Grèves, destructions, incendies… Une vague de protestations secoue les établissements scolaires kényans depuis plusieurs semaines. L’incendie volontaire d’un dortoir de la Utumishi Girls’ Academy ayant causé la mort de seize jeunes filles, au nord de Nairobi, le 28 mai 2026, est devenu le symbole de ce que le quotidien Daily Nation qualifie dans un éditorial de “profonde crise nationale”.
Depuis, les heurts se multiplient, et si le gouvernement minimise les faits en soulignant que seule une fraction des établissements kényans sont concernés, “les incidents ont pris une telle ampleur qu’ils suscitent des inquiétudes au plus haut niveau”, constate le journal kényan dans un autre article.
Au cours d’une conférence de presse, le 10 juin, le ministre de l’Éducation kényan, Julius Migos Ogamba, a fait savoir que 204 écoles avaient été touchées par cette vague de protestations, soit environ 2 % des établissements du pays. Parmi ces événements, plusieurs dizaines de feux, alors que des incendies volontaires de dortoirs endeuillent régulièrement le Kenya. En 2001, le plus meurtrier de ces drames avait fait 67 morts.
Accumulation de griefs
Rejetant l’idée de blâmer le seul gouvernement pour ces troubles, le président kényan, William Ruto, a pointé du doigt la responsabilité des parents d’élèves, rapporte le quotidien The Standard. Mais les acteurs du monde de l’éducation s’inquiètent, eux, du manque de communication au sein d’établissements surpeuplés et dépourvus de moyens, dans un pays où l’internat emporte souvent la préférence des parents, souligne encore le journal.
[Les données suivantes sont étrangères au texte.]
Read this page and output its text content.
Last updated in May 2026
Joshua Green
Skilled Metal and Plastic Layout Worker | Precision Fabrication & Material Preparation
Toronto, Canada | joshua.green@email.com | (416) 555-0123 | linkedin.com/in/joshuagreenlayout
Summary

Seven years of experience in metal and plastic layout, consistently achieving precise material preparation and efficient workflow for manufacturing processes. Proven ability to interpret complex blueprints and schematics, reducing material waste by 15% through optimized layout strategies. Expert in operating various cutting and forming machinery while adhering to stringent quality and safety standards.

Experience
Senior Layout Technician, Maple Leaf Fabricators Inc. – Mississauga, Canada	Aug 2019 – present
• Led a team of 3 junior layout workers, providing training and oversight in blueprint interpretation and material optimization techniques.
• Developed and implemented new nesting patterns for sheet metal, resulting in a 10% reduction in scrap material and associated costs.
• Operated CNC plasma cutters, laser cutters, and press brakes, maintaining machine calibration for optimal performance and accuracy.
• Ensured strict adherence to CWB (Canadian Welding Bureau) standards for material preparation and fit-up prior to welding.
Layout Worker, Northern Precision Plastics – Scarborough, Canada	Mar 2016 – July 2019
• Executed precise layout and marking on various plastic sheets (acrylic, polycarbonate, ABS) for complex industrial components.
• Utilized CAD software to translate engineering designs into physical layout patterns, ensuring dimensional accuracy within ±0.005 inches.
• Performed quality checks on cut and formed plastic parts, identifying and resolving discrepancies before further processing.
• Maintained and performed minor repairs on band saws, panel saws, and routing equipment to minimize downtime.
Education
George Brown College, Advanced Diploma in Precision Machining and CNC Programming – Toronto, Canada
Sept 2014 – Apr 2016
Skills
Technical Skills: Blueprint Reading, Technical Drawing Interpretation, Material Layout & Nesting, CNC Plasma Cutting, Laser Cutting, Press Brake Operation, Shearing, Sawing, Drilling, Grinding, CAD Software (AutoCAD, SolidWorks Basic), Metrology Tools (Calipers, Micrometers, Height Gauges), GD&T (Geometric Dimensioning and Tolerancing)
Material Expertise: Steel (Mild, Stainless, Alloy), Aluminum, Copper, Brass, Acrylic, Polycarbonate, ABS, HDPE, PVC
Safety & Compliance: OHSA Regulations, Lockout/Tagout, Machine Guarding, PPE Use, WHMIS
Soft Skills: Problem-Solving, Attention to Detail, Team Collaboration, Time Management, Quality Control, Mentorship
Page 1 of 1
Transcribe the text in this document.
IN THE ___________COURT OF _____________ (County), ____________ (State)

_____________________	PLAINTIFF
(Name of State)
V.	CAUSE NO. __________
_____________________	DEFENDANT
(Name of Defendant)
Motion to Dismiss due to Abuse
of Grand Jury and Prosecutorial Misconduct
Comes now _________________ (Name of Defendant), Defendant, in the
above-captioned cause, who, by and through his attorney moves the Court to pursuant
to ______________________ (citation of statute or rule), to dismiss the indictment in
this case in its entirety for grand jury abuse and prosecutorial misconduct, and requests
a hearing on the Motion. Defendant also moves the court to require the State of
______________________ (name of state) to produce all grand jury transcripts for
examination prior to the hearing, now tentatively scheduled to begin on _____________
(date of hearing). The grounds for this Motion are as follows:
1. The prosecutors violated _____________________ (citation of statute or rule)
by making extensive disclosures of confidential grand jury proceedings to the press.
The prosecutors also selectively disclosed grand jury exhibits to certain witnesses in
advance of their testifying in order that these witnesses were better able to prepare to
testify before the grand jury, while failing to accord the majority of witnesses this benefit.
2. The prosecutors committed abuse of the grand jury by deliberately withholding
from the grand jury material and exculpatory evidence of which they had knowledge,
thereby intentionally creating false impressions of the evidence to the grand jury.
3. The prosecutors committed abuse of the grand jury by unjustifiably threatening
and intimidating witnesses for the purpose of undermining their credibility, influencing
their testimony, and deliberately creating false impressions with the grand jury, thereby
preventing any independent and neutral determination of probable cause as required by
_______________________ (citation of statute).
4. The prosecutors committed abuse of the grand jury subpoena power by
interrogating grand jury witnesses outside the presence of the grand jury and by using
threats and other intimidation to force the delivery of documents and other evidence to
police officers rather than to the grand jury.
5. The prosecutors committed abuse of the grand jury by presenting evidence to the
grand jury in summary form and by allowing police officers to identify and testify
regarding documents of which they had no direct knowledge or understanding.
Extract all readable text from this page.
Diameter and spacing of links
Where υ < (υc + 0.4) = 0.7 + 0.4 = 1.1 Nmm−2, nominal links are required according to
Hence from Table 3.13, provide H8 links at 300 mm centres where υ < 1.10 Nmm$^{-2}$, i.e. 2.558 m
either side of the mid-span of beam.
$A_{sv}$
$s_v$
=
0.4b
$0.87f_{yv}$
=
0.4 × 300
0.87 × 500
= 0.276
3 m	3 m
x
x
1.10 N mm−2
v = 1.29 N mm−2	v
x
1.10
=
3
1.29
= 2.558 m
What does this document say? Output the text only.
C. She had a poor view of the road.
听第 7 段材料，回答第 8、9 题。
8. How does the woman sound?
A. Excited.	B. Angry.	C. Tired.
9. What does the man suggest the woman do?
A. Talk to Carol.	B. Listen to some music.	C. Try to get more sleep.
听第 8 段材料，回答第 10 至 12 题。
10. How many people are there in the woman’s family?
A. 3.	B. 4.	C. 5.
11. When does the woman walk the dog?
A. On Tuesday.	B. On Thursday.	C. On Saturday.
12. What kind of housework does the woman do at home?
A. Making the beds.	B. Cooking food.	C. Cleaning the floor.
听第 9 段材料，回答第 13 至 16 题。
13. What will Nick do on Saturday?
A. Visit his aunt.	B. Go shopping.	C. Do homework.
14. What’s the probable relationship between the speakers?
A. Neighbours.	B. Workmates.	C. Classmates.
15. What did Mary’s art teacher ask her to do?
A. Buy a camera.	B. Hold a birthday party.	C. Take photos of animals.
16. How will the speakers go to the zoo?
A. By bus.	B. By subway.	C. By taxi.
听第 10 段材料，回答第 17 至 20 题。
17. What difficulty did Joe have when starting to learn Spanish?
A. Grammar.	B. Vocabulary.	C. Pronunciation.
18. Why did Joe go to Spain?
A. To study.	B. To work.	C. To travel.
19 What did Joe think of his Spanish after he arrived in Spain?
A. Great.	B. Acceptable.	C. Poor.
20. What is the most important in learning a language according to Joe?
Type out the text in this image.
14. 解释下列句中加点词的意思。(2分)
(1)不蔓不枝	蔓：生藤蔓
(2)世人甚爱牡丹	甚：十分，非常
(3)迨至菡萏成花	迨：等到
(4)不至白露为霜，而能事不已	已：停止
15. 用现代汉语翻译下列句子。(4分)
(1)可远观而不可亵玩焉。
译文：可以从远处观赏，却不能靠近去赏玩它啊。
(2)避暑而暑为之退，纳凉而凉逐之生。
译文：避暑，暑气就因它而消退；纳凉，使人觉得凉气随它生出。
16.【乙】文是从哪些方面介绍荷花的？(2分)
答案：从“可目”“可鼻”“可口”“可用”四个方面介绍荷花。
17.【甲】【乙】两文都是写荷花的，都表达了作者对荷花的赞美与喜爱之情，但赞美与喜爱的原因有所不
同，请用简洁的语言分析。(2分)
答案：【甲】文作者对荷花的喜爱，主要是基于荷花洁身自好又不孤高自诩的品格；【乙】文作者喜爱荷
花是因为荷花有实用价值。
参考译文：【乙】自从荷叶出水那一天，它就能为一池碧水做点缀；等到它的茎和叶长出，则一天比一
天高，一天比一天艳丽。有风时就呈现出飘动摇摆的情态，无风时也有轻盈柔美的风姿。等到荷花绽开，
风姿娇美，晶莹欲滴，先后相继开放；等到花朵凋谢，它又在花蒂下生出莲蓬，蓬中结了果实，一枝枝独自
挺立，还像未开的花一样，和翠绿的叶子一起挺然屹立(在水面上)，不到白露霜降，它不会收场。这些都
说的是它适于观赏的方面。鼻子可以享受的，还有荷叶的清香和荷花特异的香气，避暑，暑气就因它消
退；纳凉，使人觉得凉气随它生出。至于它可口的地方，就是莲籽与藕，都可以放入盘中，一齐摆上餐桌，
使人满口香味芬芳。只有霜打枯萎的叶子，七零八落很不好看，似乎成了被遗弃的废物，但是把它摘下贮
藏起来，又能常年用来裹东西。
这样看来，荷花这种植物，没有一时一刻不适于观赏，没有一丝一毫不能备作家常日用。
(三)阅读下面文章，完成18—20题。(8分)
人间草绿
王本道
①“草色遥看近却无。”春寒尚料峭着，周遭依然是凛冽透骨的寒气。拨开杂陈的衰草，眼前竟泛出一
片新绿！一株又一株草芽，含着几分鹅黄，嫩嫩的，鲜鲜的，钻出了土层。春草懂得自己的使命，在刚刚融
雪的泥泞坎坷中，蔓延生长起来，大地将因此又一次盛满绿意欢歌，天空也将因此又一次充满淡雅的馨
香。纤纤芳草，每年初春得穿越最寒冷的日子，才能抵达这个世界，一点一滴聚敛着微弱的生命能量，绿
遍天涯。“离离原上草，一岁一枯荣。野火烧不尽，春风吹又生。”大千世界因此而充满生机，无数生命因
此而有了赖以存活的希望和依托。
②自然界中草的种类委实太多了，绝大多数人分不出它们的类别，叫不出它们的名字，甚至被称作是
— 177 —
“Nous nous sommes plaints à plusieurs reprises que les portions de nourriture étaient trop petites, mais la direction ne nous écoutait pas”, explique ainsi au Daily Nation un étudiant scolarisé dans un internat pour garçons prestigieux de l’ouest du pays temporairement fermé après un incendie dans un dortoir.
D’après le média en ligne Citizen Digital, plusieurs des responsables présumées de l’incendie de l’école secondaire pour filles Utumishi ont évoqué leur colère contre une modification du calendrier des examens, ainsi que l’obligation de payer pour participer à un événement culturel. Neuf jeunes filles suspectées d’être à l’origine du drame ont été arrêtées.
Dans le comté de Siaya, des parents d’élèves ont, de leur côté, attaqué en justice un établissement qui exigeait que ces derniers couvrent des dommages estimés à plus de 330 000 euros, accusant les responsables de l’établissement de négligence, alors que des lycéens dénonçaient des viols commis par d’autres élèves.
Phénomène de mimétisme
Interrogé par le Daily Nation, le spécialiste des questions de sécurité et de gouvernance Mohamed Morowa estimait que les troubles dans les écoles kényanes étaient généralement le fruit d’une conjonction de facteurs mêlant pression académique, discipline sévère, conditions de vie dégradées dans les internats, problèmes familiaux, consommation de drogue…
Mais le quotidien note également une “inquiétude grandissante” face à l’émergence d’un phénomène de mimétisme, amplifié par les réseaux sociaux et la couverture médiatique des incendies. Alors que le Parlement kényan a ouvert une enquête sur cette vague de protestations, un syndicat étudiant réclame la mise en place d’un système de consultation des élèves afin d’améliorer la prise en compte de leurs revendications.